There are other questions, but these should do for a start. If the answers are “yes,” then at least Americans will know there’s no such thing as moderate Islam, even as they trust that there are moderate Muslims who do not act out on its violent commands.

Many others in the blogging world are imploring organizations like the Council on American-Islamic Relations (CAIR) and American Muslim leaders to answer these questions.

My ambitions are not quite so lofty. I’d like to hear from an average American Muslim — what say you to these questions?

4 Responses to “Questions About Islam”

Of course the first test would be to say is the Koran any more ‘war like’ than the Bible? The irony of that is that pro-invasion advocates in the Religious Right rejected claims of hypocrisy from the left by saying that in fact the Bible did not advocate peace.
http://mysite.verizon.net/resq9cf2/christianguard/id40.html

Oh well.

I’ve already heard a lot of people on the PC side of the fence contending that these questions “unfairly” cherry pick quotes from the Koran, and that one could just as easily go through the Bible and pick “ludicrous indictments”.

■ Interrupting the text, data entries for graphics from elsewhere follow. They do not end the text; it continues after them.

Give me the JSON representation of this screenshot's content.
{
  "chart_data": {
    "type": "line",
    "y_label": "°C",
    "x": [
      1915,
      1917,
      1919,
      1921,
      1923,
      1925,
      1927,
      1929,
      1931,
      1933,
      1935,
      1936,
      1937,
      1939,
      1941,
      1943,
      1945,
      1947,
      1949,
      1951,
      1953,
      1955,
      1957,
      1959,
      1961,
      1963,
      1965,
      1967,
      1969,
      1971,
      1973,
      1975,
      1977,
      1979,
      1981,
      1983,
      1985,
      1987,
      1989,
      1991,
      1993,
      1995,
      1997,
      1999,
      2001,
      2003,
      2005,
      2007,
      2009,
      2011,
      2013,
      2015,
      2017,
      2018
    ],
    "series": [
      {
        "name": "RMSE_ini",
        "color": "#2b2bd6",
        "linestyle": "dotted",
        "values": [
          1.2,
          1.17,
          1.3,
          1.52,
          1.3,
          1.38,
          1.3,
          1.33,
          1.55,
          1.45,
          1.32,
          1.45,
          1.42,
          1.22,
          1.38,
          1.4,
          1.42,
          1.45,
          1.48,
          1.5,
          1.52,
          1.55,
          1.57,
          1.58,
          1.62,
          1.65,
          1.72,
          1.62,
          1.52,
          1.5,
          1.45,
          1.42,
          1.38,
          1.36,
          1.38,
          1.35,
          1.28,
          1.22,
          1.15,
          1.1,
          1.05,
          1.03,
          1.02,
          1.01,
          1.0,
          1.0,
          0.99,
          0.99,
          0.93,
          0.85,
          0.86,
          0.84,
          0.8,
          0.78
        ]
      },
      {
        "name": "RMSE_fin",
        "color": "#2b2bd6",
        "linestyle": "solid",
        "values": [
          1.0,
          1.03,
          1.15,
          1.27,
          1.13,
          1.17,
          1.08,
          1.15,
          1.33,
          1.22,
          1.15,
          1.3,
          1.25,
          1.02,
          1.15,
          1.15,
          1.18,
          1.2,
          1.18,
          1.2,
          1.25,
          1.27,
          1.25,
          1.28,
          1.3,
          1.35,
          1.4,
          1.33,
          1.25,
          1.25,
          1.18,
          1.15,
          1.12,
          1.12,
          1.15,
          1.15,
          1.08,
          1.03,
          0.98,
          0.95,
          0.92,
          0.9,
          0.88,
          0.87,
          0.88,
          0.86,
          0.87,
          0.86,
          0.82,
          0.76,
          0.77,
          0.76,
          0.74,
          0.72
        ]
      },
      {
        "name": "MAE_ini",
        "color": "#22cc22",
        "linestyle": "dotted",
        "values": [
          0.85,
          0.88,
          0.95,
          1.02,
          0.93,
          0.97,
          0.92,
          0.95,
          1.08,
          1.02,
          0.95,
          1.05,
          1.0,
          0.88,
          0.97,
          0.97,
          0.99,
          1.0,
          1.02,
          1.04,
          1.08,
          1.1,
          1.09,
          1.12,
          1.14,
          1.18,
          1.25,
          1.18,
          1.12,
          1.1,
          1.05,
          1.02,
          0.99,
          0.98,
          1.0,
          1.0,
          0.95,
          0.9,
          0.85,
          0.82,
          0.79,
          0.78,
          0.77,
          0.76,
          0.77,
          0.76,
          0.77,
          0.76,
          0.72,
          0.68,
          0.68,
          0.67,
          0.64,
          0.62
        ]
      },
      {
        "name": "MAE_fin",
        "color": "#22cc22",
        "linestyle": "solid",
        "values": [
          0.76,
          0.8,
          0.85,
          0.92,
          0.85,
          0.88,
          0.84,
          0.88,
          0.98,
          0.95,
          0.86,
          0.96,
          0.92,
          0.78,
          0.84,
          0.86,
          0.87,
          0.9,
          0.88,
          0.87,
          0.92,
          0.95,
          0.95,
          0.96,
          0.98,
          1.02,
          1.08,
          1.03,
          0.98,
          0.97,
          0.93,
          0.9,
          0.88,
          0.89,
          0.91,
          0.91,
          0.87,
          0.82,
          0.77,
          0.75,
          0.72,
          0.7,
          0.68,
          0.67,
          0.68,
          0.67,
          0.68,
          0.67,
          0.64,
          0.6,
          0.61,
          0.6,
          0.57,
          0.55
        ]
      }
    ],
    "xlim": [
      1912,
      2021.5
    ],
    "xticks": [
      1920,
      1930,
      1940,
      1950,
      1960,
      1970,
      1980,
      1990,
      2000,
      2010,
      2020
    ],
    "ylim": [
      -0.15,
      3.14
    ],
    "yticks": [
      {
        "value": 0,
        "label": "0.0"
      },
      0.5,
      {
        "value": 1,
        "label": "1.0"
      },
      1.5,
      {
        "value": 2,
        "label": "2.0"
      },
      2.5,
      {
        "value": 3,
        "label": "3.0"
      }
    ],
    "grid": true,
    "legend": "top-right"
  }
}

The difference though, is that there are not DAILY news accounts of Christians killing and murdering non-believers in the name of God. I haven’t read a story recently about a group of Christians gathered to stone to death a sinner.

Muslims, on the other hand, jump at the chance to commit Jihad at nearly every slight of their religion.

To compare modern Christianity to modern Islam shows a serious lack of knowledge of either.

These questions are valid, relevant, and deserving of answers from a group such as CAIR. I’m sure the list of volunteers to answer any such questions about Christianity would be plentiful. But for now, the list is nill for those willing to answer honestly about Islam.

The difference though, is that there are not DAILY news accounts of Christians killing and murdering non-believers in the name of God.

If both texts can be cherry picked for inflammatory quotes then it is barking up the wrong tree to look to the texts for explanation of the differing behaviors.

The difference is likely to be found in the Enlightenment which led to the promotion of humanism and religious tolerance as a virtue — ironically values that some members of the Chritian Right fight against to this day.
http://tinyurl.com/evqgt

(To be clear, I don’t know if there are more intolerant quotes in the Koran than the Bible or the converse or if they are equal.)

In any case I’m all for a good Enlightenment in the Islamic world.